Tuesday, February 18, 2020

Emperor Xi Gonna Force "Containment" By Any Means Necessary

nakedcapitalism |  We’ll focus on China, since the immediate economic concern is how the progress of the disease and efforts to manage it hurt their citizens and companies, which affects the West directly (supply chain disruption, loss of critical supplies, damage to companies that do a lot of business in and with China) and indirectly (the hit to global demand).

So forgive me a US aside before returning to the China front. Even though the plural of anecdote is not data, I see signs of concern even in the currently low-risk US (my scenario for how things might get troublesome here is that coronavirus winters in the global South, particularly Africa and Australia, and is primed to become US health risk during the 2020-2021 flu season). For instance, a friend in Dallas supplied me with several products, including a hand sanitizer used in operating theaters that supposedly kills nasties for five hours. Interestingly, she didn’t view coronavirus as a current risk but felt it was important to establish protective habits and routines well in advance of a potential threat. This suggests that not only will Americans stay well away from China for some time, but some may already be considering foregoing travel not just to Asia, but potentially even non-essential US trips.

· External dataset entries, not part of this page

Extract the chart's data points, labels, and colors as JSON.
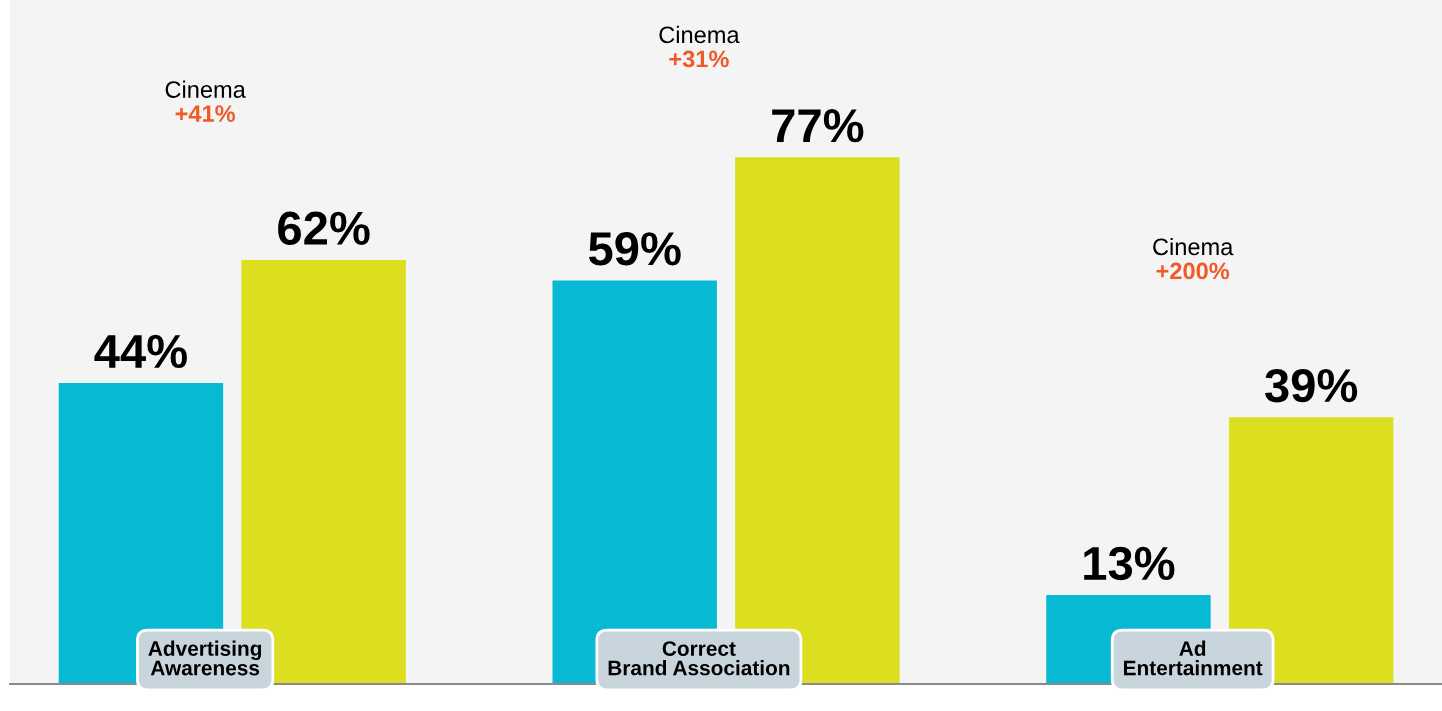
{
  "chart_data": {
    "type": "bar",
    "categories": [
      "Advertising Awareness",
      "Correct Brand Association",
      "Ad Entertainment"
    ],
    "series": [
      {
        "color": "#07b9d3",
        "values": [
          44,
          59,
          13
        ],
        "value_labels": [
          "44%",
          "59%",
          "13%"
        ]
      },
      {
        "color": "#dbdf20",
        "values": [
          62,
          77,
          39
        ],
        "value_labels": [
          "62%",
          "77%",
          "39%"
        ]
      }
    ],
    "ylim": [
      0,
      100
    ],
    "tick_labels": "x",
    "legend": false,
    "annotations": [
      "Cinema\n+41%",
      "Cinema\n+31%",
      "Cinema\n+200%"
    ]
  }
}
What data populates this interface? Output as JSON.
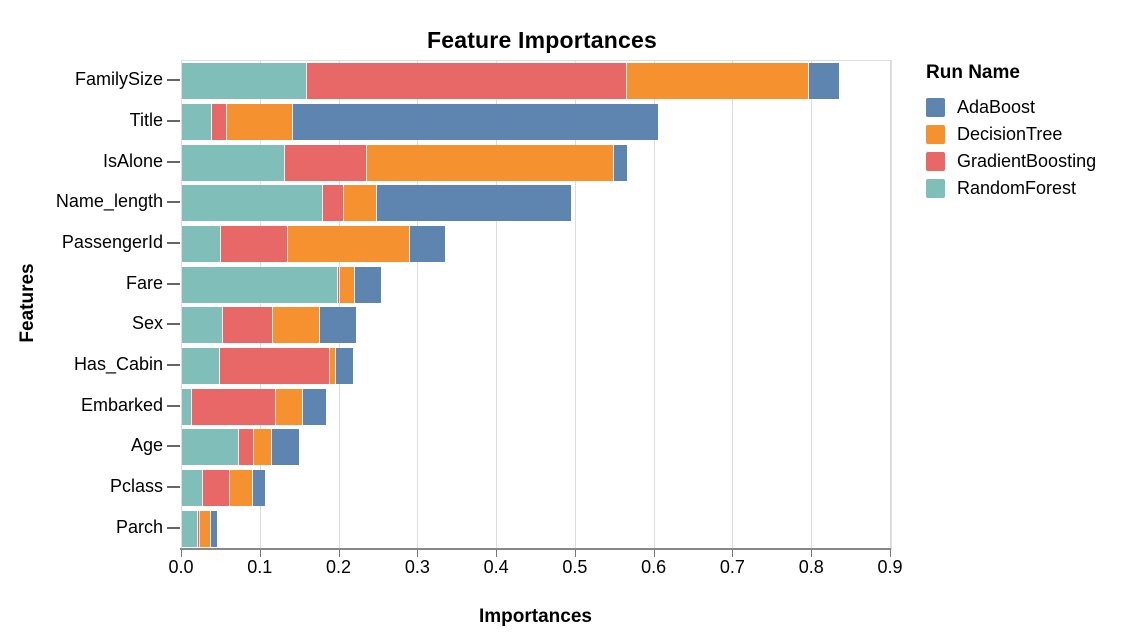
{
  "chart_data": {
    "type": "bar",
    "orientation": "horizontal",
    "stacked": true,
    "title": "Feature Importances",
    "xlabel": "Importances",
    "ylabel": "Features",
    "xlim": [
      0.0,
      0.9
    ],
    "x_ticks": [
      "0.0",
      "0.1",
      "0.2",
      "0.3",
      "0.4",
      "0.5",
      "0.6",
      "0.7",
      "0.8",
      "0.9"
    ],
    "grid": true,
    "categories": [
      "FamilySize",
      "Title",
      "IsAlone",
      "Name_length",
      "PassengerId",
      "Fare",
      "Sex",
      "Has_Cabin",
      "Embarked",
      "Age",
      "Pclass",
      "Parch"
    ],
    "series": [
      {
        "name": "RandomForest",
        "color": "#80beba",
        "values": [
          0.158,
          0.037,
          0.13,
          0.178,
          0.048,
          0.197,
          0.051,
          0.047,
          0.011,
          0.071,
          0.026,
          0.019
        ]
      },
      {
        "name": "GradientBoosting",
        "color": "#e76867",
        "values": [
          0.406,
          0.019,
          0.104,
          0.026,
          0.085,
          0.002,
          0.063,
          0.139,
          0.107,
          0.019,
          0.034,
          0.003
        ]
      },
      {
        "name": "DecisionTree",
        "color": "#f6912f",
        "values": [
          0.231,
          0.084,
          0.313,
          0.042,
          0.155,
          0.019,
          0.06,
          0.008,
          0.034,
          0.023,
          0.029,
          0.013
        ]
      },
      {
        "name": "AdaBoost",
        "color": "#5d85b0",
        "values": [
          0.039,
          0.464,
          0.018,
          0.248,
          0.046,
          0.035,
          0.047,
          0.023,
          0.031,
          0.035,
          0.016,
          0.01
        ]
      }
    ],
    "legend": {
      "title": "Run Name",
      "position": "right",
      "entries": [
        {
          "label": "AdaBoost",
          "color": "#5d85b0"
        },
        {
          "label": "DecisionTree",
          "color": "#f6912f"
        },
        {
          "label": "GradientBoosting",
          "color": "#e76867"
        },
        {
          "label": "RandomForest",
          "color": "#80beba"
        }
      ]
    },
    "style": {
      "grid_color": "#dddddd",
      "plot_border_color": "#dddddd",
      "axis_domain_color": "#888888",
      "tick_color": "#777777",
      "text_color": "#000000",
      "background": "#ffffff"
    }
  }
}
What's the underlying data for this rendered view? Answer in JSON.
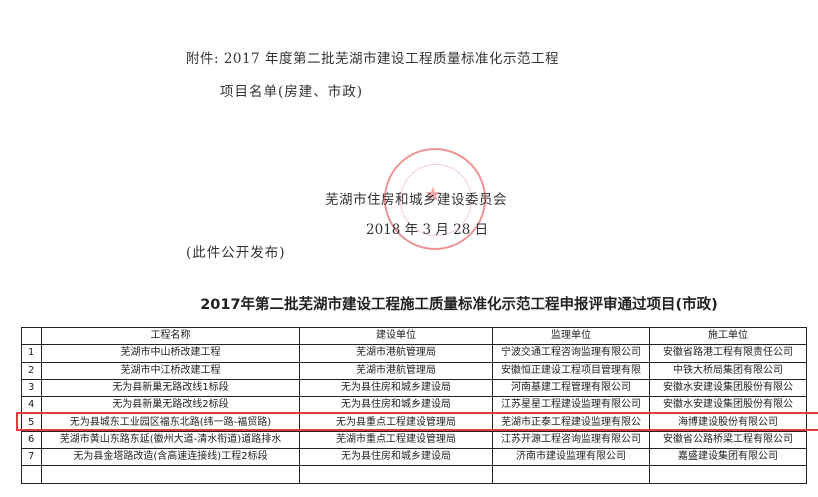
{
  "header": {
    "attachment_line1": "附件: 2017 年度第二批芜湖市建设工程质量标准化示范工程",
    "attachment_line2": "项目名单(房建、市政)",
    "issuer": "芜湖市住房和城乡建设委员会",
    "date": "2018 年 3 月 28 日",
    "publish_note": "(此件公开发布)",
    "seal_color": "#e03c3c"
  },
  "table": {
    "title": "2017年第二批芜湖市建设工程施工质量标准化示范工程申报评审通过项目(市政)",
    "columns": [
      "",
      "工程名称",
      "建设单位",
      "监理单位",
      "施工单位"
    ],
    "rows": [
      [
        "1",
        "芜湖市中山桥改建工程",
        "芜湖市港航管理局",
        "宁波交通工程咨询监理有限公司",
        "安徽省路港工程有限责任公司"
      ],
      [
        "2",
        "芜湖市中江桥改建工程",
        "芜湖市港航管理局",
        "安徽恒正建设工程项目管理有限",
        "中铁大桥局集团有限公司"
      ],
      [
        "3",
        "无为县新巢无路改线1标段",
        "无为县住房和城乡建设局",
        "河南基建工程管理有限公司",
        "安徽水安建设集团股份有限公"
      ],
      [
        "4",
        "无为县新巢无路改线2标段",
        "无为县住房和城乡建设局",
        "江苏星星工程建设监理有限公司",
        "安徽水安建设集团股份有限公"
      ],
      [
        "5",
        "无为县城东工业园区福东北路(纬一路-福贸路)",
        "无为县重点工程建设管理局",
        "芜湖市正泰工程建设监理有限公",
        "海博建设股份有限公司"
      ],
      [
        "6",
        "芜湖市黄山东路东延(徽州大道-清水衔道)道路排水",
        "芜湖市重点工程建设管理局",
        "江苏开源工程咨询监理有限公司",
        "安徽省公路桥梁工程有限公司"
      ],
      [
        "7",
        "无为县金塔路改造(含高速连接线)工程2标段",
        "无为县住房和城乡建设局",
        "济南市建设监理有限公司",
        "嘉盛建设集团有限公司"
      ],
      [
        "",
        "",
        "",
        "",
        ""
      ]
    ],
    "highlighted_row": "5",
    "highlight_color": "#e23b3b"
  }
}
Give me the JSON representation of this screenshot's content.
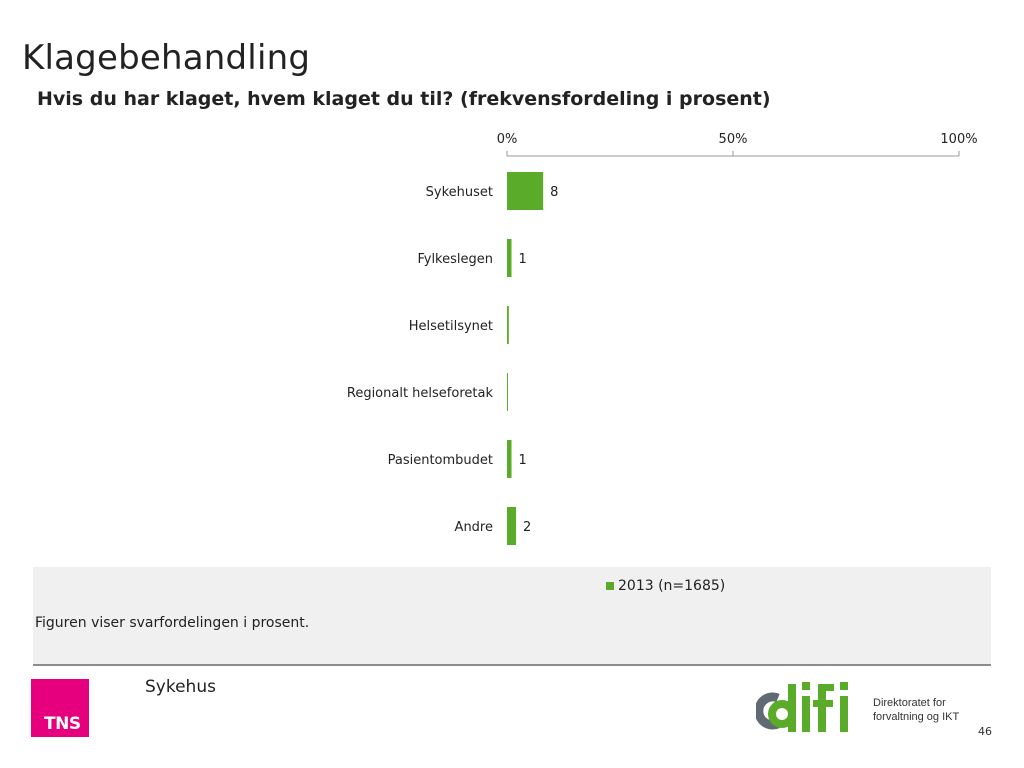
{
  "title": "Klagebehandling",
  "subtitle": "Hvis du har klaget, hvem klaget du til? (frekvensfordeling i prosent)",
  "chart_data": {
    "type": "bar",
    "orientation": "horizontal",
    "categories": [
      "Sykehuset",
      "Fylkeslegen",
      "Helsetilsynet",
      "Regionalt helseforetak",
      "Pasientombudet",
      "Andre"
    ],
    "series": [
      {
        "name": "2013 (n=1685)",
        "values": [
          8,
          1,
          0.4,
          0.2,
          1,
          2
        ],
        "labels": [
          "8",
          "1",
          "",
          "",
          "1",
          "2"
        ],
        "color": "#5aab2a"
      }
    ],
    "x_ticks": [
      "0%",
      "50%",
      "100%"
    ],
    "xlim": [
      0,
      100
    ],
    "legend_position": "bottom",
    "grid": false
  },
  "note": "Figuren viser svarfordelingen i prosent.",
  "footer": {
    "label": "Sykehus",
    "tns_logo_text": "TNS",
    "difi_line1": "Direktoratet for",
    "difi_line2": "forvaltning og IKT",
    "page_number": "46"
  },
  "colors": {
    "tns_pink": "#e6007e",
    "difi_green": "#5aab2a",
    "difi_gray": "#5f6a72"
  }
}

Back to the main event. The fact that gas prices at the pump in low-fuel tax states are increasingly at or below $2.00 a gallon ought to be a wake-up call that serious deflationary forces are at work, even if cheaper fillups provide a short-term boost to consumers.

The apparent reason for continued peppy stock markets is that too many investors are mistakenly comparing the coronavirus to China’s 2002-2003 SARS outbreak. There are plenty of reasons why this is wrong-headed. SARS was easier to contain because China was much poorer then, so Chinese traveled less. Its high fatality rate (nearly 10%) also likely resulted in citizens taking social distancing measures of their own, in addition to official ones. Experts in China also claim the government was faster to address the contagion then. One result was the successful identification of “supertransmitters,” which was a considerable aid in containment. 

Economically, China was vastly smaller in global GDP terms. It had just been admitted to the WTO and thus was only beginning to become integrated into global supply chains. And the timing of SARS worked out to be better too. Its major outbreak took place later in the year, as opposed to during a peak travel time. 

And the coronavirus has already surpassed SARS in number of deaths and number of confirmed cases.

China has been fragile for some time. It has managed to avoid a downturn but to a significant degree, that has occurred by virtue of increasing risk, particularly private sector leverage. That might not be such a cause for concern if the additional borrowing were going into productive activities. But China bears have been pointing out for years how borrowing is producing less and less incremental GDP growth, as evidenced by often shoddily built ghost cities. China has been trying to curtail bank lending, but the government has engaged in stop and go tightening, relenting and loosening liquidity when growth flags.

China has already taken damage from the swine flu, with more costly pork hitting consumer budgets, and from the Trump trade wars, where many small and mid-sized Chinese companies reporting considerable delays in getting paid, forcing them to belt-tighten to conserve cash.